As we mark the first anniversary of Israel’s last operation in Gaza, more than ever, the world must support efforts like Boycott, Divestment and Sanctions.
The facts are clear. The last assault on Gaza was the third in eight years – 1.4 million Palestinians were besieged. Within a span of 50 days during the summer of 2014, Israel conducted more than 6,000 air strikes, which targeted attacks on residential and other buildings.
According to the United Nations Office for the Coordination of Humanitarian Affairs (OCHA), 142 Palestinian families had three or more members killed in the same incident owing to the destruction of residential buildings, for a total of 742 fatalities.
According to the UN OCHA report the Palestinian death toll stands at 2,220 Gazans killed; and 1,492 of them were civilians, including 551 children and 299 women.
Grasping for understanding
The percentage of civilian causalities is almost 70 percent. I’m left grasping for some kind of understanding of how any regime could get away with such atrocities. Who will hold Israel responsible?
In addition to the killings and maimings of Palestinians, the Israelis heavily damaged 9,644 homes and there are around 90,000 partly damaged houses in the Gaza Strip.
At present, some 100,000 Gazans are still living as refugees within their own lands or are living in dangerously damaged buildings – simply to have shelter. No reconstruction or aid has been allowed into Gaza, so efforts towards recovery are halted before they begin.
When children are being targeted and slaughtered for political gain, decisive and bold action must be taken. We simply cannot stand to let such injustices continue.
As we mark the first anniversary of Israel’s last operation in Gaza, more than ever, the world must support efforts like Boycott Divestment and Sanctions (BDS). Systems must be put into place to hold Israel accountable for the suffering of millions.
International attention must be called to the plight of the Palestinians. But more simply, children must be allowed to be children. They should never have to live in fear, huddled in basements, hiding from gunfire, scared to play their games or to laugh too loudly or to run in the sun.
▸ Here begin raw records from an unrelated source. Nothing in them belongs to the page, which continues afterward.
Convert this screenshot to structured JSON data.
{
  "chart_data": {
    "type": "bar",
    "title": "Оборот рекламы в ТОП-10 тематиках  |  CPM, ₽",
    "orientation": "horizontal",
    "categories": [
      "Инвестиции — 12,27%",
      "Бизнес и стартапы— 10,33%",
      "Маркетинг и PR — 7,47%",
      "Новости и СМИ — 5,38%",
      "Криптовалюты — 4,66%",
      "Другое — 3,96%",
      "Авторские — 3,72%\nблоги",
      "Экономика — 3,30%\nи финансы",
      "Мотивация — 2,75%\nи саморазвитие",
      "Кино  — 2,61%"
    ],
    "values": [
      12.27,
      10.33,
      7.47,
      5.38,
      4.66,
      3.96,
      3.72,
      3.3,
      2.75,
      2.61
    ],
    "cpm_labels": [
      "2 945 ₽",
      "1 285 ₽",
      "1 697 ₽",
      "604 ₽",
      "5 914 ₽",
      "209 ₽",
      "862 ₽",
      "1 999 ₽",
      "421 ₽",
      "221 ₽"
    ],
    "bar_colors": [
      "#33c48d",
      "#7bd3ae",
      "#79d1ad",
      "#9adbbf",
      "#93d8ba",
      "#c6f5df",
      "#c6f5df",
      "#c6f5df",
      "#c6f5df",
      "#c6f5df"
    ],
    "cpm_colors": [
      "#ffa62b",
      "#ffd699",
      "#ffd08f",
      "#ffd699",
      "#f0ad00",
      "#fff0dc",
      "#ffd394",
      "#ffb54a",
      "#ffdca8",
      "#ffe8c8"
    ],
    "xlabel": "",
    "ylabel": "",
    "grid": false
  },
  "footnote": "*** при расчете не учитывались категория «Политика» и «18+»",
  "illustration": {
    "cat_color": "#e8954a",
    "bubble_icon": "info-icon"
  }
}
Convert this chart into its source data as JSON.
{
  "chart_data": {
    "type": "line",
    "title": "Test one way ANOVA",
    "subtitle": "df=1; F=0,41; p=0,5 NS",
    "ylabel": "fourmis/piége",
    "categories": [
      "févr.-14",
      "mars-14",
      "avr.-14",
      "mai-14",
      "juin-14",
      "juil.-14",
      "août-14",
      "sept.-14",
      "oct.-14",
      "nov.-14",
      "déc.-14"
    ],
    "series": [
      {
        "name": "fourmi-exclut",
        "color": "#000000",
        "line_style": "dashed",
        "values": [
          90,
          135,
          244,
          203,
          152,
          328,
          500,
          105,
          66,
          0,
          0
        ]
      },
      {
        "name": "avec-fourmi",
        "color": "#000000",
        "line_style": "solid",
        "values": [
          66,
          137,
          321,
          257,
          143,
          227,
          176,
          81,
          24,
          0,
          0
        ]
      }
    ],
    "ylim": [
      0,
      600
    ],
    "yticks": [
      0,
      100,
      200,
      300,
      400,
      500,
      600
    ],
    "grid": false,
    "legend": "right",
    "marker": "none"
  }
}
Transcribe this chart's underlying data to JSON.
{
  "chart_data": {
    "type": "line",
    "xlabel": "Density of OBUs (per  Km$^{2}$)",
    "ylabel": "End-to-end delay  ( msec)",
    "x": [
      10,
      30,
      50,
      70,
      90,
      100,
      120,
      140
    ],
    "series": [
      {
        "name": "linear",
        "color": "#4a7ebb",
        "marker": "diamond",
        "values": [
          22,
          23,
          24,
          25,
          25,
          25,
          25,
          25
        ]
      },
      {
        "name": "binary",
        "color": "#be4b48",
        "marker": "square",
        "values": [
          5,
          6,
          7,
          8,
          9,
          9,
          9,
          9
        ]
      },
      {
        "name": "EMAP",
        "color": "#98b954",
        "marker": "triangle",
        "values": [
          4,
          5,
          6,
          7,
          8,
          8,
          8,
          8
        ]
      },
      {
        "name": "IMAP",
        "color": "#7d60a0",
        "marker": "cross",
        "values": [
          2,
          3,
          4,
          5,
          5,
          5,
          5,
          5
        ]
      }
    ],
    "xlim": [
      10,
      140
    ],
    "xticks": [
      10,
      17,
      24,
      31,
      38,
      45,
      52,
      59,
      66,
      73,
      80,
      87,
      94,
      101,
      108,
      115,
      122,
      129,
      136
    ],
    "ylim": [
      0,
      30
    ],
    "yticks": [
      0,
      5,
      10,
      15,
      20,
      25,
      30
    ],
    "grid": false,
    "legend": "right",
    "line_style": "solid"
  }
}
The Bakr children’s story stands as a monument to the world’s indifference to Palestinian suffering. The children, and all Palestinian people, deserve justice.
Hatem Bazian is co-editor and founder of the Islamophobia Studies Journal and director of the Islamophobia Research and Documentation Project, and a senior lecturer in the Departments of Near Eastern and Ethnic Studies at the University of California, Berkeley.
The views expressed in this article are the author’s own and do not necessarily reflect Al Jazeera’s editorial policy.